Des consommateurs apportaient leur témoignage. Première option, le service après-vente. Entre les frais de prise en charge, le transport, le retour, la réparation, changement de la carte mère, main d’œuvre, le prix du ticket est rédhibitoire ! Comptez entre 300 et 400€, voire plus. Réaction du consommateur moyen, c’est le prix d’une télé neuve. On passe donc directement à la seconde option, achat d’une télé neuve. Et la télé en panne ? Poubelle. Pas très économie durable tout ça. Comme ici on est un peu pugnace, on a cherché à en savoir plus. En clair trouver la panne. Et là, Google a vraiment été notre ami.

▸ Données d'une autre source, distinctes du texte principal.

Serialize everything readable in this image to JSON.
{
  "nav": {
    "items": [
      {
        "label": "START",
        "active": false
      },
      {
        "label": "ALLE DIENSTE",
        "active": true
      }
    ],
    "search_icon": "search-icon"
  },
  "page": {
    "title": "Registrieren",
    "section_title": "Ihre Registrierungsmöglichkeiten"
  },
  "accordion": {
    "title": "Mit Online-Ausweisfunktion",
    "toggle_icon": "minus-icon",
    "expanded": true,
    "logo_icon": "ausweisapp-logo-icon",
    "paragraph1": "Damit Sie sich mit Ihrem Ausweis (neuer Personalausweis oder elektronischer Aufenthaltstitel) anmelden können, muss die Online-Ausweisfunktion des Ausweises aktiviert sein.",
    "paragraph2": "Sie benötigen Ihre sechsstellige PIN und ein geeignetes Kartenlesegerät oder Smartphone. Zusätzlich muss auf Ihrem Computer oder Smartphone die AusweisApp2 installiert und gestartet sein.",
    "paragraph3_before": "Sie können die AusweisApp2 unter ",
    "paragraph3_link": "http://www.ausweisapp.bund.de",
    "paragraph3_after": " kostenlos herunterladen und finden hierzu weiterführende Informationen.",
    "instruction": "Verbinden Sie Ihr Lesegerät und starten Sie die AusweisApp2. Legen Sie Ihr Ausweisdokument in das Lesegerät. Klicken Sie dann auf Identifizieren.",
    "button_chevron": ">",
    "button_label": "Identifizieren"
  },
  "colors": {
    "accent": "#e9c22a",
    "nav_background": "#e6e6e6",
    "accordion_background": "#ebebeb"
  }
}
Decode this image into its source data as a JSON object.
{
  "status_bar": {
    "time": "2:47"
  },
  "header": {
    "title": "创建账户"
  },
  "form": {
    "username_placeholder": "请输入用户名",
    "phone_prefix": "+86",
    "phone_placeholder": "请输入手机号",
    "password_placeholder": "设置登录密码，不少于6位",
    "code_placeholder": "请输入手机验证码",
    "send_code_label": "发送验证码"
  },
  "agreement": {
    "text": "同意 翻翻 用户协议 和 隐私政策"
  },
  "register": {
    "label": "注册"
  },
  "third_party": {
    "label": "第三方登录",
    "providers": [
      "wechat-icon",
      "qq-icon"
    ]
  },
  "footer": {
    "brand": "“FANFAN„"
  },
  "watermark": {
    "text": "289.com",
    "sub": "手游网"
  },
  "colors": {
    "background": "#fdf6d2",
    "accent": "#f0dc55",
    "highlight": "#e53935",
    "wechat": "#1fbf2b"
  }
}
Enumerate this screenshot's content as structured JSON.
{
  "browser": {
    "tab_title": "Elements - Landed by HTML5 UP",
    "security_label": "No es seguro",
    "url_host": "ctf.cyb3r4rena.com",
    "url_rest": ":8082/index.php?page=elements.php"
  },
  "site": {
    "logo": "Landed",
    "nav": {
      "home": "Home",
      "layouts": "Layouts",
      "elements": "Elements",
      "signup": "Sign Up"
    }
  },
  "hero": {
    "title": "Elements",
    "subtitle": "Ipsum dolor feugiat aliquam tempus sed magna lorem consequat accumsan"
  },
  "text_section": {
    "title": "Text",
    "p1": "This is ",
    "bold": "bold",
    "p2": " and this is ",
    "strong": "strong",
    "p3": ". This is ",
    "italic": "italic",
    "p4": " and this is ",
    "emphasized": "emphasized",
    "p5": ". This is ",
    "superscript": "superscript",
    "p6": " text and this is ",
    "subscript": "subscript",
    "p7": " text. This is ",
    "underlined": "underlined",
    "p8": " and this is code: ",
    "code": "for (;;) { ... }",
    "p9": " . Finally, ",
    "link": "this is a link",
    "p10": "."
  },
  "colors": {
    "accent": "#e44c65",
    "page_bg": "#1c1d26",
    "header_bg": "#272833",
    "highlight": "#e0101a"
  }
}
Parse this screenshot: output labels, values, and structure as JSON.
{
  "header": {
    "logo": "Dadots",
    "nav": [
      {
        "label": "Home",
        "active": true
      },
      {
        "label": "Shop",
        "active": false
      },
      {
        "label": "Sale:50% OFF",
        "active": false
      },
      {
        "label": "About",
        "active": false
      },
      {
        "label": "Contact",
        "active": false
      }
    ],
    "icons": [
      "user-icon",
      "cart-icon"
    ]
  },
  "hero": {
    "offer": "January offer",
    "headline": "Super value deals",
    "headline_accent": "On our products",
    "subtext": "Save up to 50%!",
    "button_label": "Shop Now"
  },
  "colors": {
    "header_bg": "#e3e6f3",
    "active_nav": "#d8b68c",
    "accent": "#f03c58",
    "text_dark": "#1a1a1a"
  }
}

Un groupe de condensateurs est en charge de l’allumage de la télé. Un condensateur, c’est une petite pièce électronique soudée sur la carte mère, ça ressemble à un fusible. Quand le condensateur est mort, la télé ne s’allume plus. Avec l’aide de notre Mac Gyver de service, nous avons ouvert le panneau arrière de la télé, déposé la carte mère, repéré que quatre condensateurs étaient endommagés. Nous avons commandé des condensateurs sur internet, au prix de 1,38€ le pack de 10. Quelques points de soudure plus tard, quatre condensateurs changés, la carte mère fixée, le télé Samsung 40 pouces a redémarré sans problème.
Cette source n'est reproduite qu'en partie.